In a different time, Riverside International Raceway wasn’t just a place—it was the place. The place where they filmed The Love Bug, where A.J. Foyt came cheated death and Carroll Shelby first tested the GT40 after being given the reins to Ford’s Le Mans program. Riverside, more than Willow Springs and arguably even Laguna Seca, embodied golden era road racing in California. But because all good things end, and because those endings aren’t always pretty, the track shuttered in 1989, and has since been bulldozed to build a shopping mall. Now, the Riverside International Automotive Museum is closing its doors, too.

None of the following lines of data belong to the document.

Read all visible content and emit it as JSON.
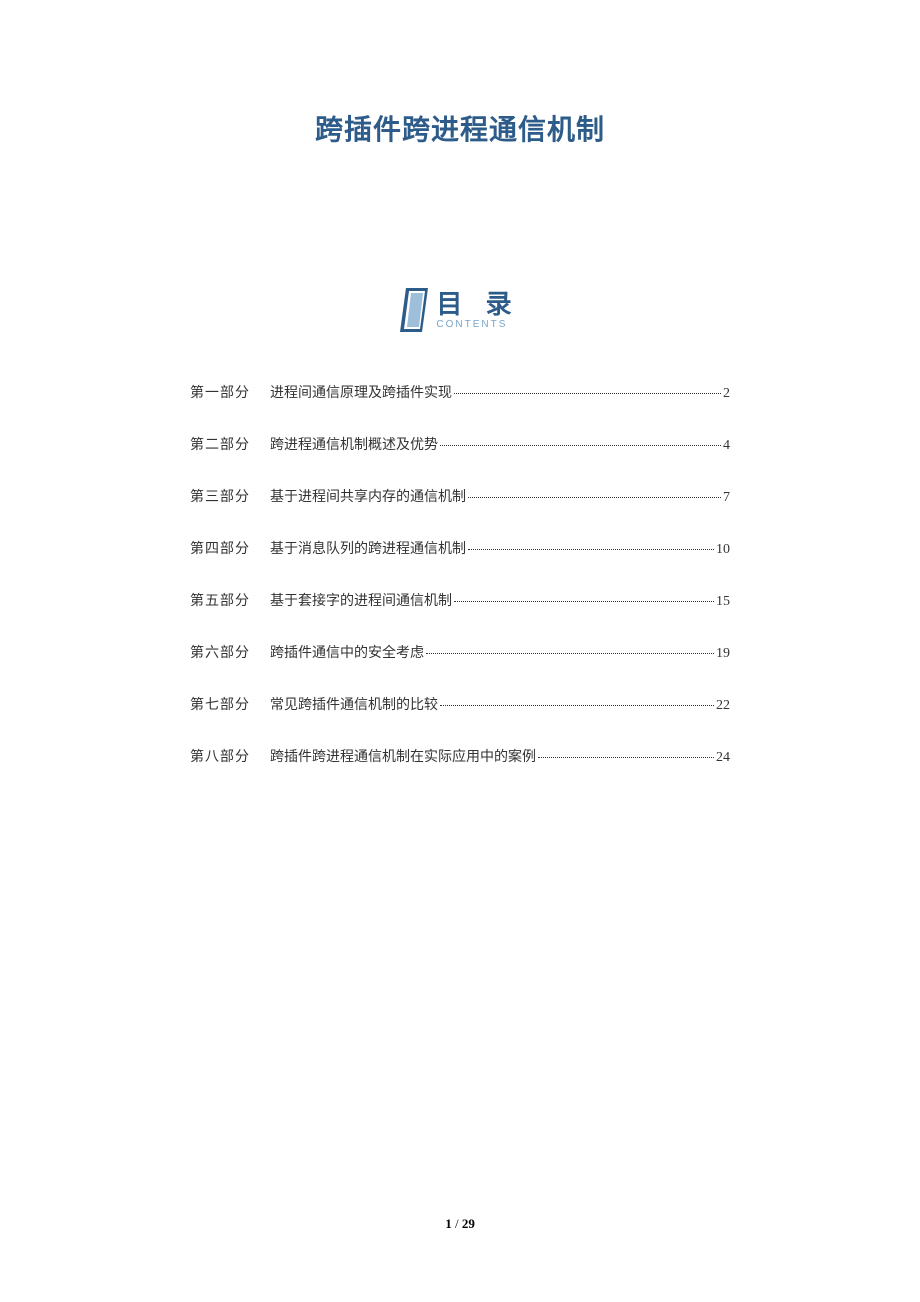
{
  "title": "跨插件跨进程通信机制",
  "toc": {
    "heading_cn": "目 录",
    "heading_en": "CONTENTS",
    "items": [
      {
        "part": "第一部分",
        "chapter": "进程间通信原理及跨插件实现",
        "page": "2"
      },
      {
        "part": "第二部分",
        "chapter": "跨进程通信机制概述及优势",
        "page": "4"
      },
      {
        "part": "第三部分",
        "chapter": "基于进程间共享内存的通信机制",
        "page": "7"
      },
      {
        "part": "第四部分",
        "chapter": "基于消息队列的跨进程通信机制",
        "page": "10"
      },
      {
        "part": "第五部分",
        "chapter": "基于套接字的进程间通信机制",
        "page": "15"
      },
      {
        "part": "第六部分",
        "chapter": "跨插件通信中的安全考虑",
        "page": "19"
      },
      {
        "part": "第七部分",
        "chapter": "常见跨插件通信机制的比较",
        "page": "22"
      },
      {
        "part": "第八部分",
        "chapter": "跨插件跨进程通信机制在实际应用中的案例",
        "page": "24"
      }
    ]
  },
  "footer": {
    "current": "1",
    "sep": " / ",
    "total": "29"
  }
}
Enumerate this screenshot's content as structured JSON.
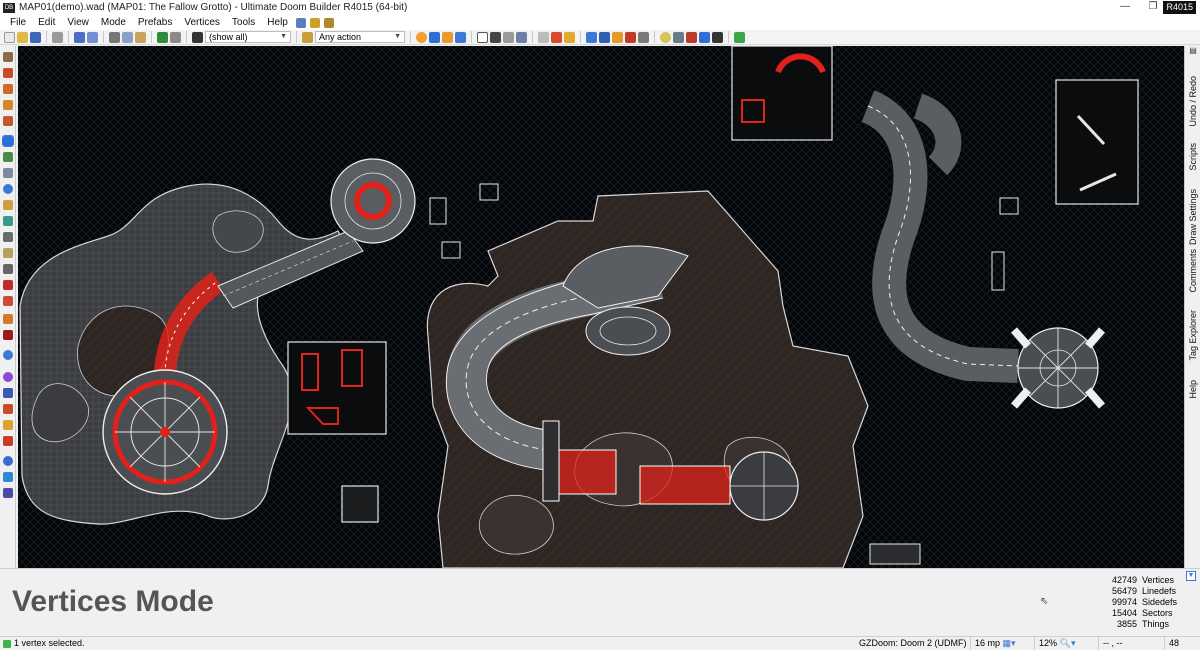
{
  "window": {
    "title": "MAP01(demo).wad (MAP01: The Fallow Grotto) - Ultimate Doom Builder R4015 (64-bit)",
    "revision_badge": "R4015",
    "minimize": "—",
    "restore": "❐",
    "close": "✕"
  },
  "menu": [
    "File",
    "Edit",
    "View",
    "Mode",
    "Prefabs",
    "Vertices",
    "Tools",
    "Help"
  ],
  "toolbar": {
    "filter_value": "(show all)",
    "action_value": "Any action"
  },
  "right_tabs": [
    "Undo / Redo",
    "Scripts",
    "Draw Settings",
    "Comments",
    "Tag Explorer",
    "Help"
  ],
  "info": {
    "mode_title": "Vertices Mode",
    "stats": [
      {
        "value": "42749",
        "label": "Vertices"
      },
      {
        "value": "56479",
        "label": "Linedefs"
      },
      {
        "value": "99974",
        "label": "Sidedefs"
      },
      {
        "value": "15404",
        "label": "Sectors"
      },
      {
        "value": "3855",
        "label": "Things"
      }
    ]
  },
  "status": {
    "message": "1 vertex selected.",
    "engine": "GZDoom: Doom 2 (UDMF)",
    "grid": "16 mp",
    "zoom": "12%",
    "coords": "-- , --",
    "value": "48"
  },
  "colors": {
    "accent": "#3b78d8",
    "selection": "#e0221a",
    "map_background": "#050607"
  }
}
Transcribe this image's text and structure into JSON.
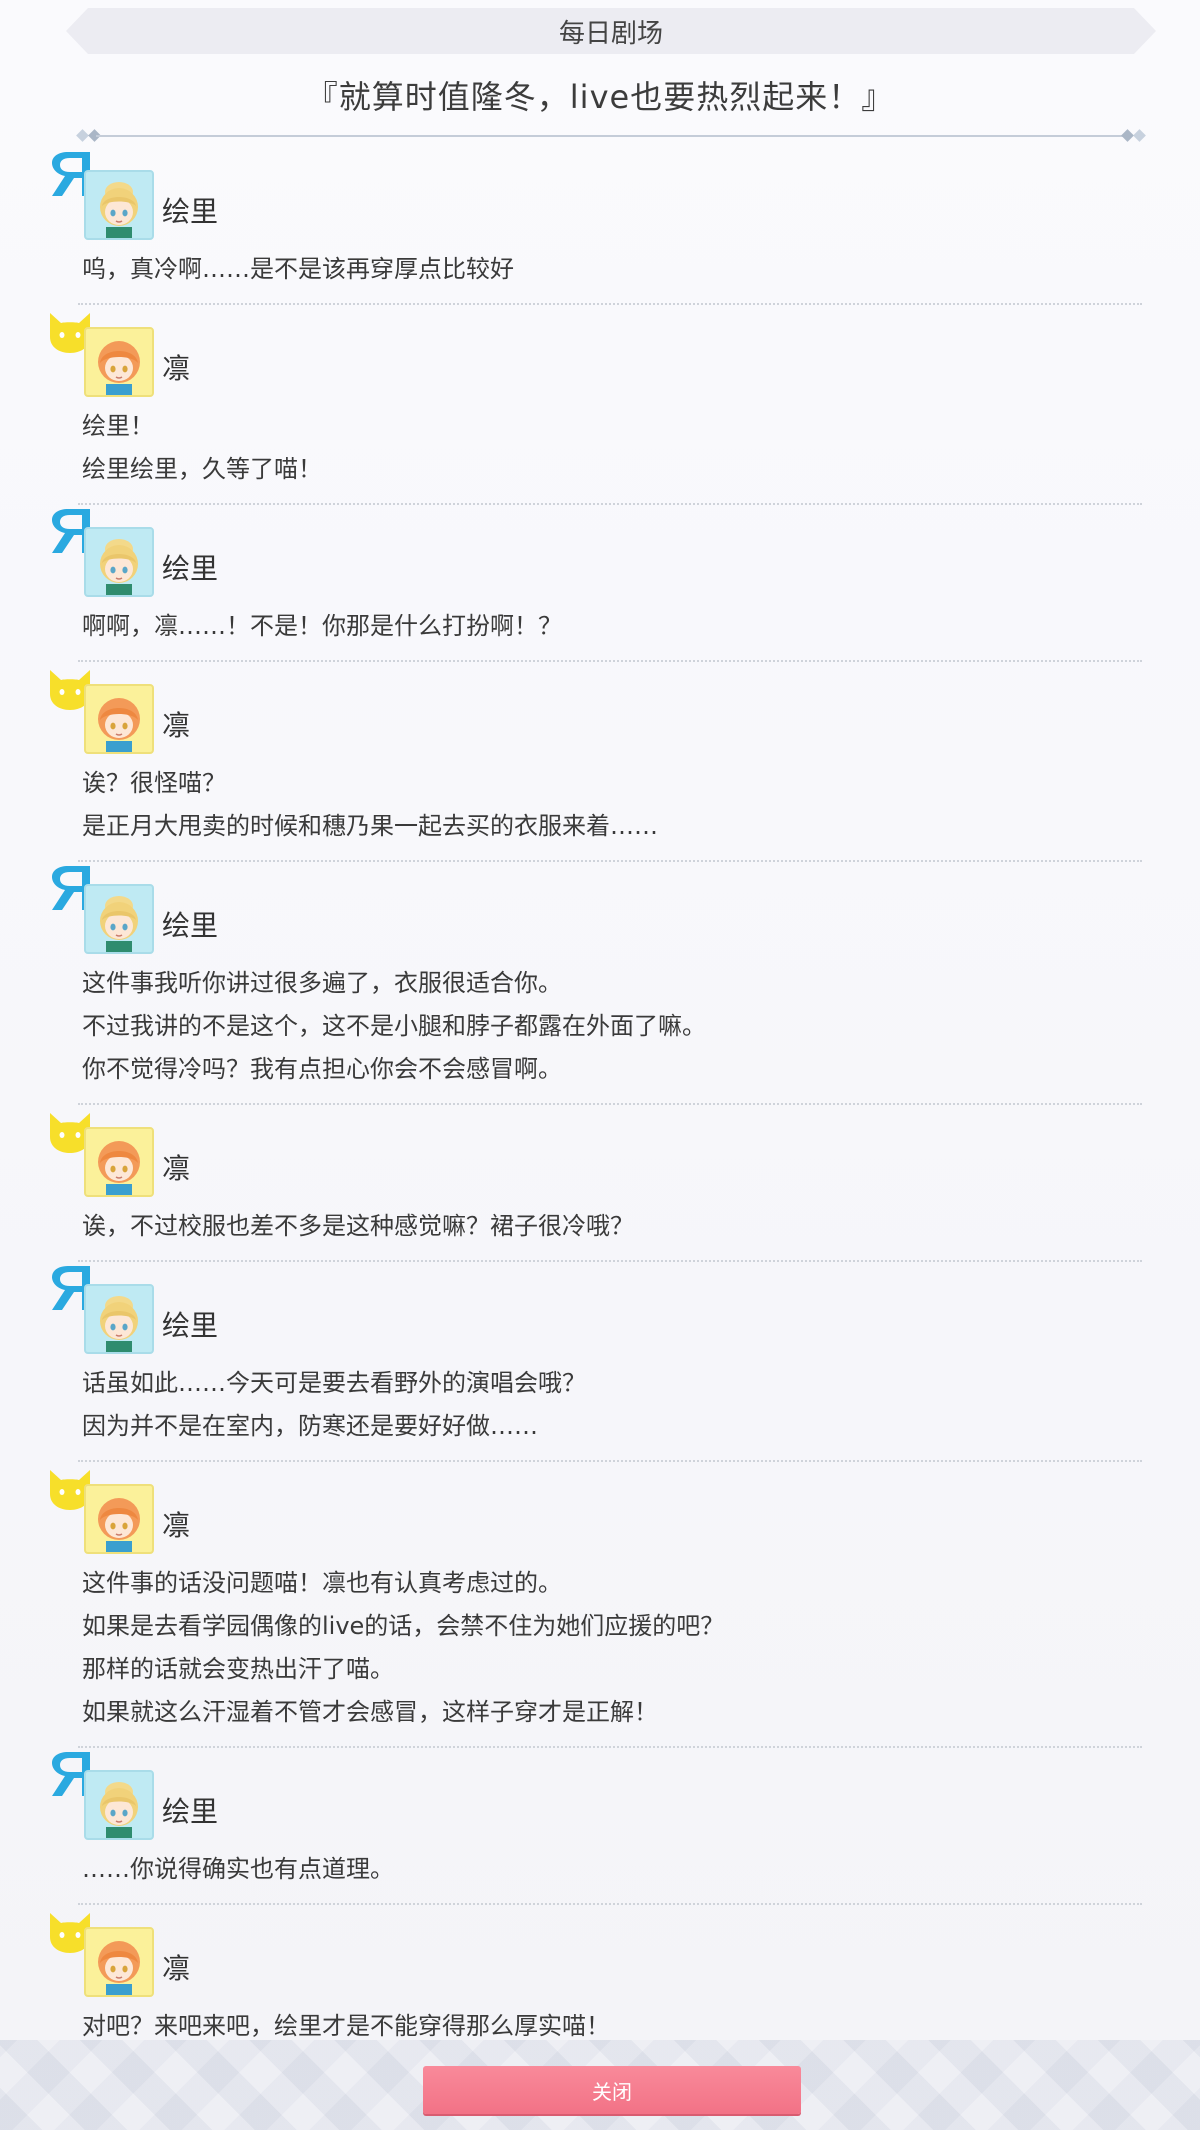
{
  "header": {
    "title": "每日剧场"
  },
  "story": {
    "title": "『就算时值隆冬，live也要热烈起来！』"
  },
  "dialogue": [
    {
      "speaker": "绘里",
      "character": "eli",
      "emblem": "eli-emblem-icon",
      "lines": [
        "呜，真冷啊……是不是该再穿厚点比较好"
      ]
    },
    {
      "speaker": "凛",
      "character": "rin",
      "emblem": "cat-emblem-icon",
      "lines": [
        "绘里！",
        "绘里绘里，久等了喵！"
      ]
    },
    {
      "speaker": "绘里",
      "character": "eli",
      "emblem": "eli-emblem-icon",
      "lines": [
        "啊啊，凛……！不是！你那是什么打扮啊！？"
      ]
    },
    {
      "speaker": "凛",
      "character": "rin",
      "emblem": "cat-emblem-icon",
      "lines": [
        "诶？很怪喵？",
        "是正月大甩卖的时候和穗乃果一起去买的衣服来着……"
      ]
    },
    {
      "speaker": "绘里",
      "character": "eli",
      "emblem": "eli-emblem-icon",
      "lines": [
        "这件事我听你讲过很多遍了，衣服很适合你。",
        "不过我讲的不是这个，这不是小腿和脖子都露在外面了嘛。",
        "你不觉得冷吗？我有点担心你会不会感冒啊。"
      ]
    },
    {
      "speaker": "凛",
      "character": "rin",
      "emblem": "cat-emblem-icon",
      "lines": [
        "诶，不过校服也差不多是这种感觉嘛？裙子很冷哦？"
      ]
    },
    {
      "speaker": "绘里",
      "character": "eli",
      "emblem": "eli-emblem-icon",
      "lines": [
        "话虽如此……今天可是要去看野外的演唱会哦？",
        "因为并不是在室内，防寒还是要好好做……"
      ]
    },
    {
      "speaker": "凛",
      "character": "rin",
      "emblem": "cat-emblem-icon",
      "lines": [
        "这件事的话没问题喵！凛也有认真考虑过的。",
        "如果是去看学园偶像的live的话，会禁不住为她们应援的吧？",
        "那样的话就会变热出汗了喵。",
        "如果就这么汗湿着不管才会感冒，这样子穿才是正解！"
      ]
    },
    {
      "speaker": "绘里",
      "character": "eli",
      "emblem": "eli-emblem-icon",
      "lines": [
        "……你说得确实也有点道理。"
      ]
    },
    {
      "speaker": "凛",
      "character": "rin",
      "emblem": "cat-emblem-icon",
      "lines": [
        "对吧？来吧来吧，绘里才是不能穿得那么厚实喵！"
      ]
    }
  ],
  "footer": {
    "close_label": "关闭"
  },
  "colors": {
    "eli_emblem": "#2aa9e0",
    "rin_emblem": "#f7df2a",
    "close_button": "#f47d8f"
  }
}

And that means liquidating all the vehicular assets inside its 20,000 sq-ft. This is set to be done in two waves. The first is basically immediate—RIAM will unload a sizeable chunk of inventory at Auctions America’s Santa Monica event next week, on June 25 and 26. In addition to a dozen prime Maseratis, everything from an Alfa Romeo 8C Competizione and Jaguar XJ220 to legit early-aero age Indy cars will cross the block there. But RIAM’s headliner was always its Dan Gurney collection, including his first Indy car (the No. 31 All-American Racers car from 1966) as well as a legit 1969 Eagle Mk5. That stuff, the really good stuff, is going to RM Monterey at Pebble Beach this August.
The museum closing is a bummer, but odds are those cars will end up with good homes. And there’s a silver lining: The RIAM board is reportedly “in negotiation” to digitize and catalog all its rare photos films. If it works out, those could end up on the web and in the public domain. Sure beats the hell out of a shopping mall.